Dispositions pour la vérification de l’aisance aquatique et le cas échéant de la capacité à nager du mineur avant qu’il ne participe à certaines activités
Objet du test
[modifier]Le test prévu à l’article 3 de l’arrêté du 25 avril 2012 portant application de l’article R. 227-13 du code de l’action sociale et des familles a pour objet de vérifier l’aisance aquatique d’un mineur avant qu’il ne participe à une activité appartenant à l’une des familles suivantes :
- Canoë - Kayak et activités assimilées ;
- Radeau et activité assimilée ;
- certaines activités de Voile.
La réussite au même test est requise mais la capacité à nager est obligatoirement vérifiée, c'est-à dire que le test est réalisé sans brassière de sécurité, pour les activités suivantes :
- Canoë - Kayak et activités assimilées : activité de perfectionnement du canoë, du kayak, du raft et de la navigation à l’aide de toute autre embarcation propulsée à la pagaie (fiche 3.2) ;
- Canyonisme (fiche 4) ;
- Nage en eau vive (fiches 10.1 et 10.2) ;
- Surf (fiche 18) ;
- navigation à la Voile au-delà de 2 milles nautiques d’un abri (fiche 20.3) ;
- navigation à la Voile dans le cadre du scoutisme marin (fiche 20.4) ;
- Vol libre : activités de glisse aérotractée nautique (fiche 21.4).
En complément, l’encadrant peut, s’il le juge utile, tester l’aisance aquatique des mineurs dont il a la charge dans les conditions de pratique.
Définition du test
[modifier]Le test consiste à vérifier l’aptitude du mineur à :
- effectuer un saut dans l’eau ;
- réaliser une flottaison sur le dos pendant cinq secondes ;
- réaliser une sustentation verticale pendant cinq secondes ;
- nager sur le ventre pendant vingt mètres ;
- franchir une ligne d’eau ou passer sous une embarcation ou un objet flottant.
Il peut être réalisé en piscine ou sur le lieu de l’activité.
Il est obligatoirement réalisé sans brassière de sécurité quand cela est spécifié dans les conditions d’accès à la pratique.
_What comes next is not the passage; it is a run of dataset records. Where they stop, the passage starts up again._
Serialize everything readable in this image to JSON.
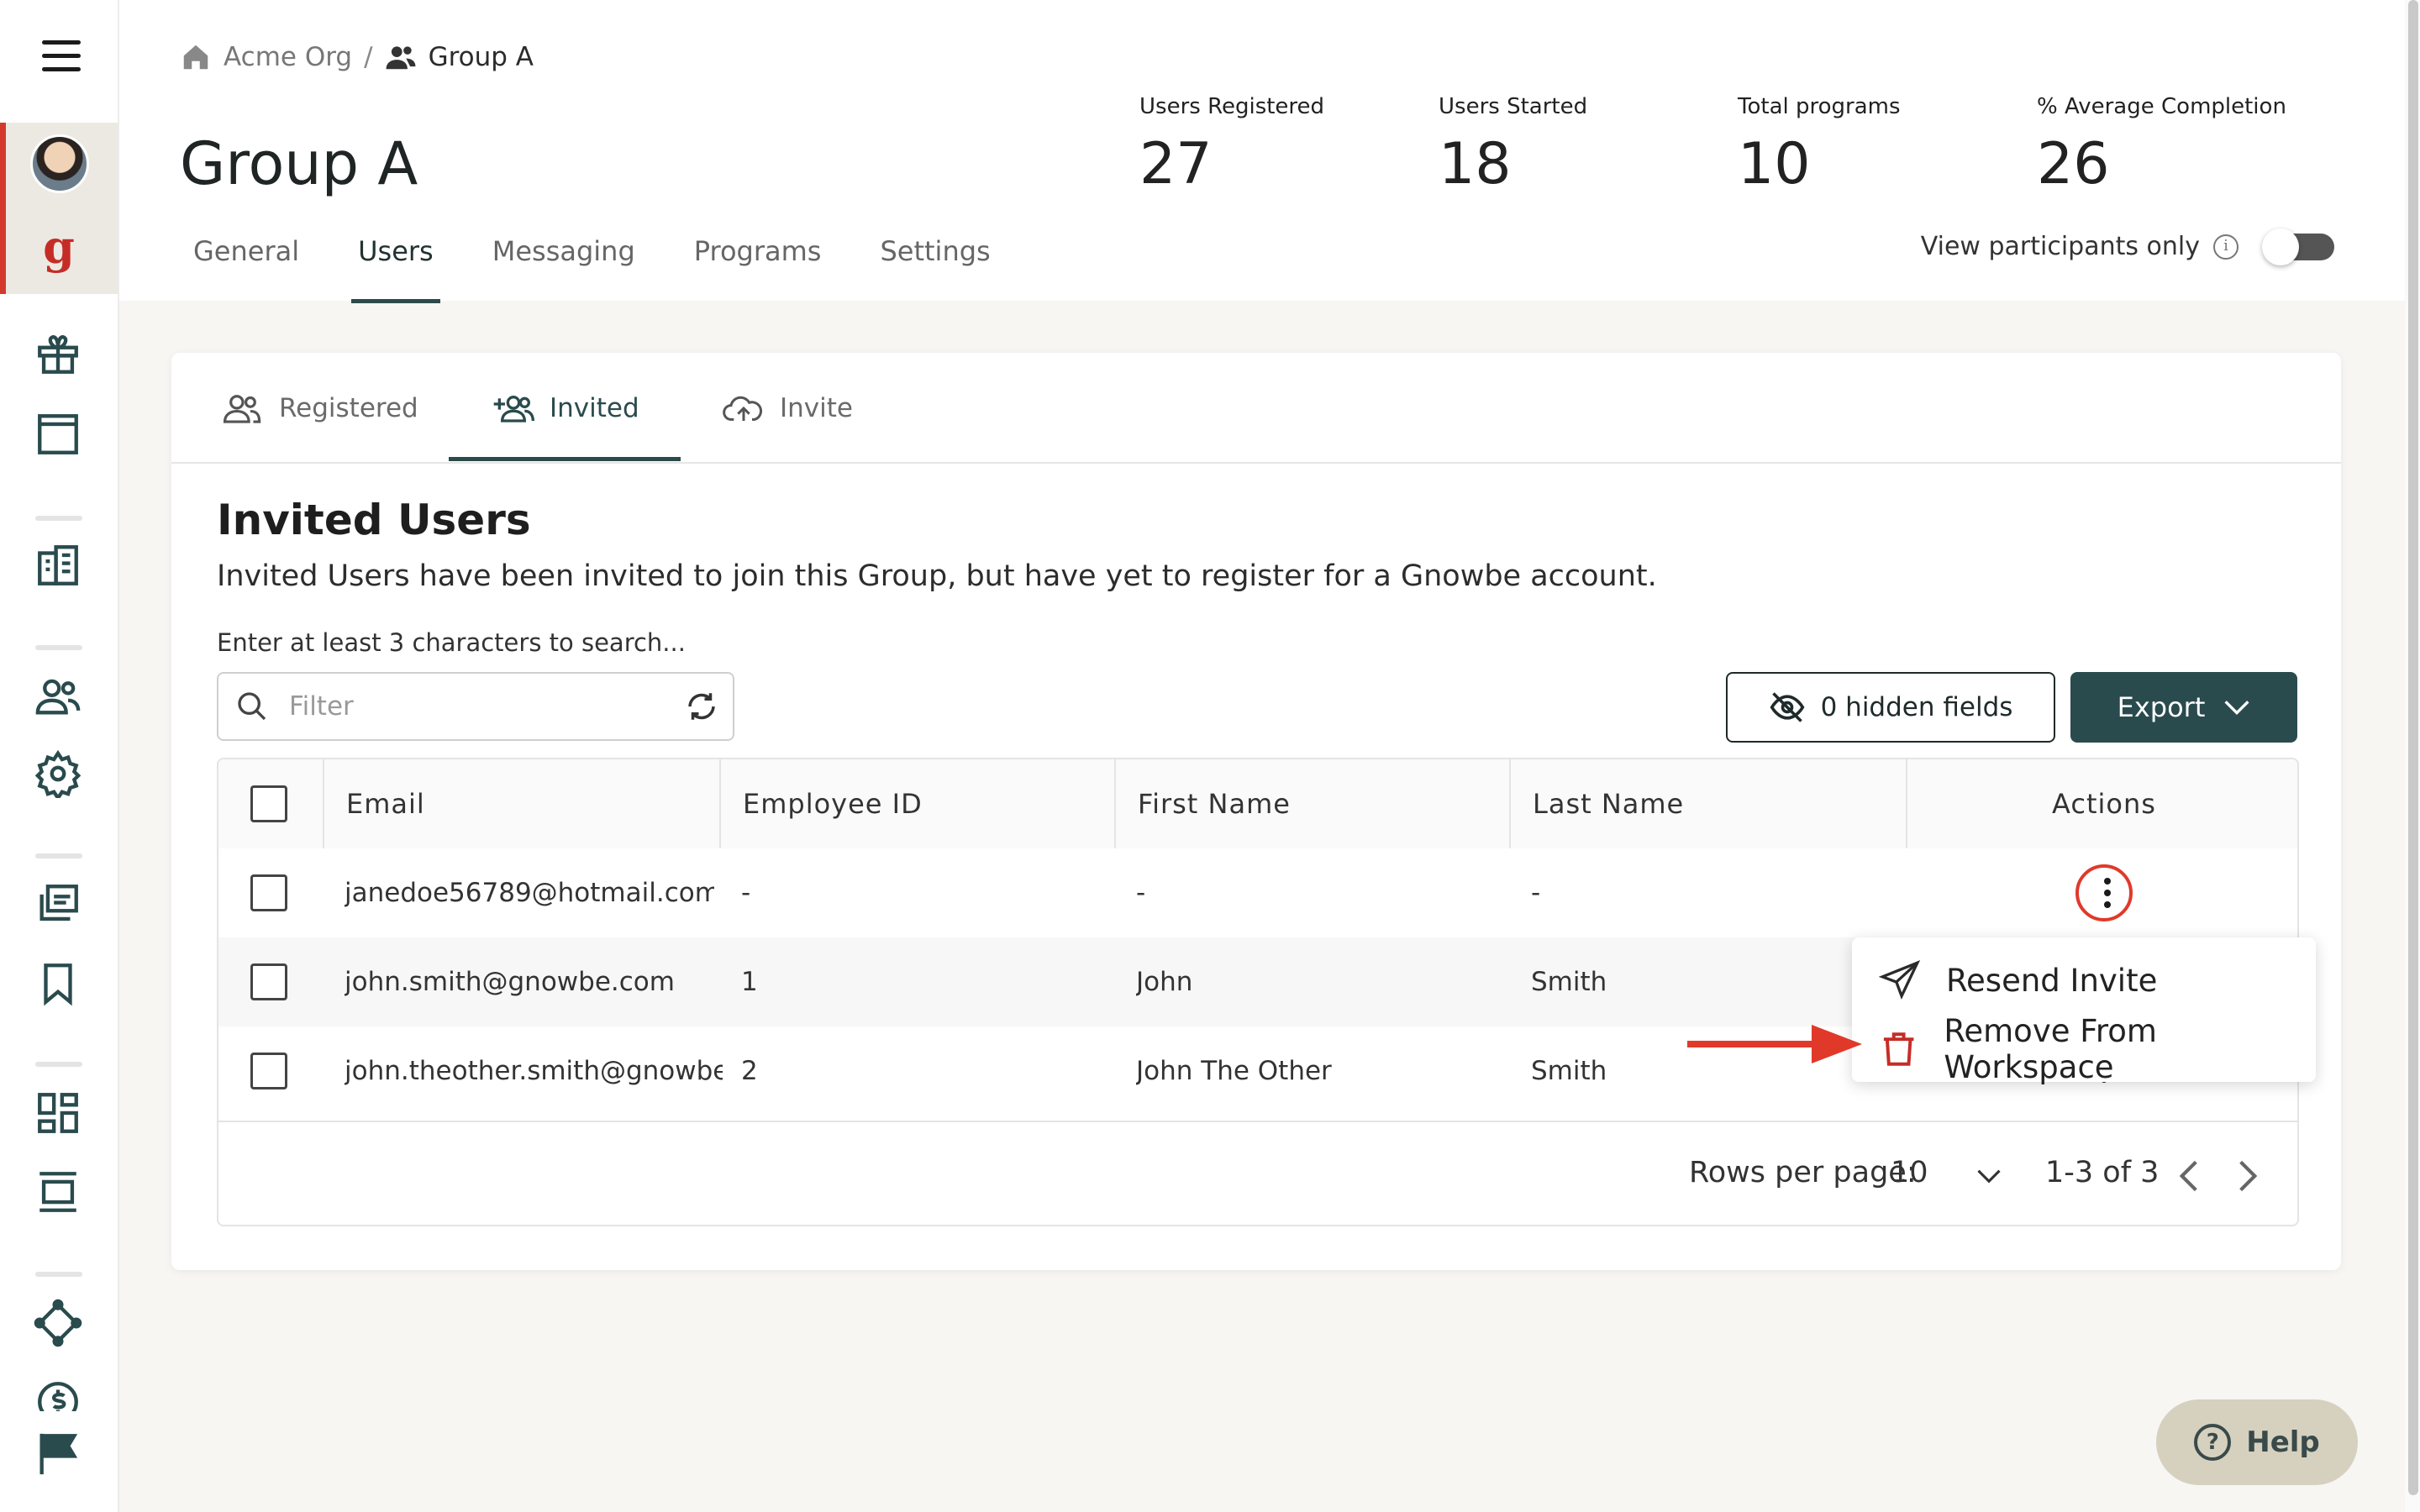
{
  "breadcrumb": {
    "org": "Acme Org",
    "separator": "/",
    "group": "Group A"
  },
  "page_title": "Group A",
  "stats": [
    {
      "label": "Users Registered",
      "value": "27"
    },
    {
      "label": "Users Started",
      "value": "18"
    },
    {
      "label": "Total programs",
      "value": "10"
    },
    {
      "label": "% Average Completion",
      "value": "26"
    }
  ],
  "tabs": [
    "General",
    "Users",
    "Messaging",
    "Programs",
    "Settings"
  ],
  "active_tab": "Users",
  "view_participants_only": {
    "label": "View participants only",
    "info": "i",
    "enabled": false
  },
  "subtabs": [
    "Registered",
    "Invited",
    "Invite"
  ],
  "active_subtab": "Invited",
  "section": {
    "title": "Invited Users",
    "description": "Invited Users have been invited to join this Group, but have yet to register for a Gnowbe account."
  },
  "search": {
    "hint": "Enter at least 3 characters to search...",
    "placeholder": "Filter",
    "value": ""
  },
  "hidden_fields_label": "0 hidden fields",
  "export_label": "Export",
  "table": {
    "columns": [
      "Email",
      "Employee ID",
      "First Name",
      "Last Name",
      "Actions"
    ],
    "rows": [
      {
        "email": "janedoe56789@hotmail.com",
        "employee_id": "-",
        "first_name": "-",
        "last_name": "-"
      },
      {
        "email": "john.smith@gnowbe.com",
        "employee_id": "1",
        "first_name": "John",
        "last_name": "Smith"
      },
      {
        "email": "john.theother.smith@gnowbe.com",
        "employee_id": "2",
        "first_name": "John The Other",
        "last_name": "Smith"
      }
    ]
  },
  "pagination": {
    "rows_per_page_label": "Rows per page:",
    "rows_per_page": "10",
    "range": "1-3 of 3"
  },
  "action_menu": {
    "resend": "Resend Invite",
    "remove": "Remove From Workspace"
  },
  "help_label": "Help",
  "colors": {
    "accent": "#2a4b4e",
    "highlight": "#e0392a",
    "brand_red": "#c62c26"
  }
}
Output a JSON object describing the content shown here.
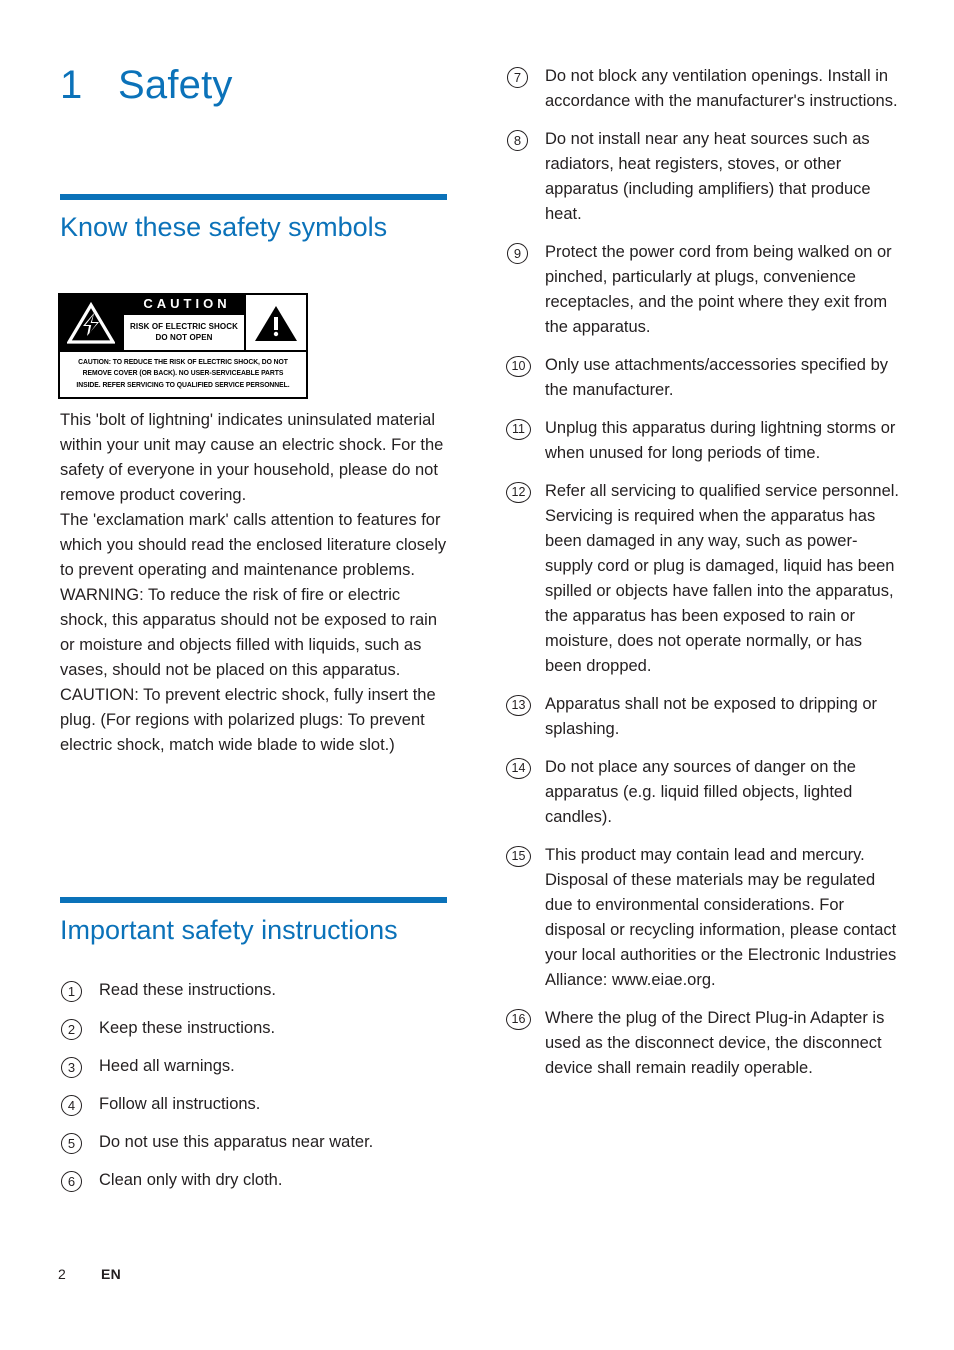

Formalisation de l’attestation
[modifier]Quand le mineur satisfait au test, une attestation formelle doit être remise à ses responsables légaux.
Cette attestation ne peut être établie que par un professionnel, c'est-à-dire une personne répondant aux conditions prévues aux 1°, 2° et 3° de l’article R. 227-13 dans les disciplines suivantes :
- Canoë - Kayak et disciplines associées,
- Nage en eau vive,
- Voile,
- Canyonisme,
- Surf de mer et
- natation ou
- par une personne titulaire du brevet national de sécurité et de sauvetage aquatique (BNSSA).
Tests admis en équivalence
[modifier]- L’attestation de réussite au test commun des fédérations ayant la natation en partage répondant au moins aux exigences définies ci-dessus, le « sauv’nage », est équivalente au test défini par l’arrêté.
- Les fédérations concernées sont celles qui siègent au sein du conseil interfédéral des sports aquatiques (CIAA) :
- fédération des clubs sportifs et artistiques de la défense ;
- fédération française d’études et sports sous-marins ;
- fédération française handisport ;
- fédération française de natation ;
- fédération française de pentathlon moderne ;
- fédération française du sport adapté ;
- fédération française du sport d’entreprise ;
- fédération française de sauvetage et secourisme ;
- fédération française du sport universitaire ;
- fédération française de triathlon ;
- fédération sportive et culturelle de france ;
- fédération sportive gymnique du travail ;
- union française des oeuvres laïques d'éducation physique ;
- union générale sportive de l’enseignement libre ;
- union nationale du sport scolaire ;
- union sportive de l’enseignement du premier degré.
- Les fédérations concernées sont celles qui siègent au sein du conseil interfédéral des sports aquatiques (CIAA) :
- Une attestation scolaire “savoir-nager” délivrée en application de l'article D. 312-47-2 du code de l'éducation est également reconnu équivalente.